The original Trofile assay determined that everyone who enrolled in MERIT had CCR5-using virus. In the new analysis the investigators used the enhanced Trofile assay (ESTA), 454 Life Sciences deep sequencing (with a 2% X4 cutoff), and genotypic analysis with the geno2pheno system to reassess samples of the 15 patients whose maraviroc regimen failed.
In the 15 substudy participants, median pretreatment CD4 count stood at 220 (range 12 to 475) and median viral load at 117,000 copies (range 2360 to 993,000), so these people had relatively advanced HIV infection when they entered MERIT. Pretreatment median CD4 count was somewhat higher (241) and median viral load was lower (92,000 copies) in the full maraviroc study group. Median time to emergence of CXCR4-using virus in these 15 patients was 85 days (range 14 to 504), while median time to a switch from the failing maraviroc regimen stretched to 183 days (range 74 to 548).
Follow-up in the 15 people whose maraviroc regimen failed averaged 192 weeks (range 12 to 240). Their median CD4 gain was 218 cells. Two serious adverse events during this period--secondary syphilis and tuberculosis--were considered unrelated to antiretroviral therapy. The investigators had data on subsequent therapy for 9 people, 5 of whom took a nonnucleoside-based regimen, 3 of whom took a protease inhibitor regimen, and 1 of whom took three nucleosides. All but one person--1 of the people taking a nonnucleoside--had an undetectable viral load at the end of follow-up.
If ESTA had been used to screen for CCR5-using virus before entry into MERIT, this enhanced phenotypic assay would have excluded 7 of the 15 people whose maraviroc regimen failed; these 7 had dual/mixed R5/X4 virus with ESTA screening. The genotypic 454 deep sequencing assay would have excluded 4 people from the trial. Genotyping by geno2pheno would have excluded 5 people from MERIT.
Among 8 people with coreceptor use results after they stopped maraviroc, the coreceptor shift persisted in 2 people with a persistently detectable viral load.

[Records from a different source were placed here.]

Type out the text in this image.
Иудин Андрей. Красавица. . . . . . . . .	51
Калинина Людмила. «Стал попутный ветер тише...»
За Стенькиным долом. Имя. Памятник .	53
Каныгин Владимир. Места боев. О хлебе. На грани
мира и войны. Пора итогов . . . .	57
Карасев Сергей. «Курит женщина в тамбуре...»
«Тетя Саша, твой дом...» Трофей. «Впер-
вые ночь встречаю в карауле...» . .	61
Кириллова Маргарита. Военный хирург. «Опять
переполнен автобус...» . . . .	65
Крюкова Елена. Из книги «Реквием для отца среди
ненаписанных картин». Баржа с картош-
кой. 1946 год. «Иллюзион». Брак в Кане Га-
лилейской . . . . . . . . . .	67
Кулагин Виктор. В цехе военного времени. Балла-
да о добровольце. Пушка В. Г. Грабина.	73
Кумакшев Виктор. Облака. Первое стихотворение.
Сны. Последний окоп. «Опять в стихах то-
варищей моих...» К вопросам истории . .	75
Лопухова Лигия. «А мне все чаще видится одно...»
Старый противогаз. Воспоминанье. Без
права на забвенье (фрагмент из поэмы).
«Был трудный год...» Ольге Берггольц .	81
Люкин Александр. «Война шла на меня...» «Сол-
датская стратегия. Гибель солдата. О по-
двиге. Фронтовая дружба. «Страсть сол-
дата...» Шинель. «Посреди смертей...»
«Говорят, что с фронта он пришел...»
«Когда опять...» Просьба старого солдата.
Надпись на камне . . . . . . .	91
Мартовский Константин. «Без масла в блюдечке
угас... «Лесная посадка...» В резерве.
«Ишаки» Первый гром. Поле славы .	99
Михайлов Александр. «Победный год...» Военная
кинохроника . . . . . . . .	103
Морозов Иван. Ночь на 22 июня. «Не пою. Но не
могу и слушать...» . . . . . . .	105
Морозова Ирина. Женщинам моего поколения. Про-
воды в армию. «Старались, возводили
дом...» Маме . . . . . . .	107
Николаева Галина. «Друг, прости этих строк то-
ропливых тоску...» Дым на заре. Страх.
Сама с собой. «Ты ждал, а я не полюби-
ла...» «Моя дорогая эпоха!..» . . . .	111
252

"With extended follow-up," the MERIT team concluded, "no adverse clinical consequences were observed following failure-associated emergence of CXCR4-using virus with maraviroc."
References
1. Portsmouth S, Lewis M, Craig C, Chapman D, Swenson L, Heera J. Long-term outcome of individuals experiencing an HIV-1 co-receptor tropism switch in the MERIT study. 50th Interscience Conference on Antimicrobial Agents and Chemotherapy (ICAAC). September 12-15, 2010. Boston. Abstract H-923.
2. Sierra-Madero J, Di Perri G, Wood R, et al. Efficacy and safety of maraviroc versus efavirenz, both with zidovudine/lamivudine: 96-week results from the MERIT study. HIV Clin Trials. 2010;11:125-132.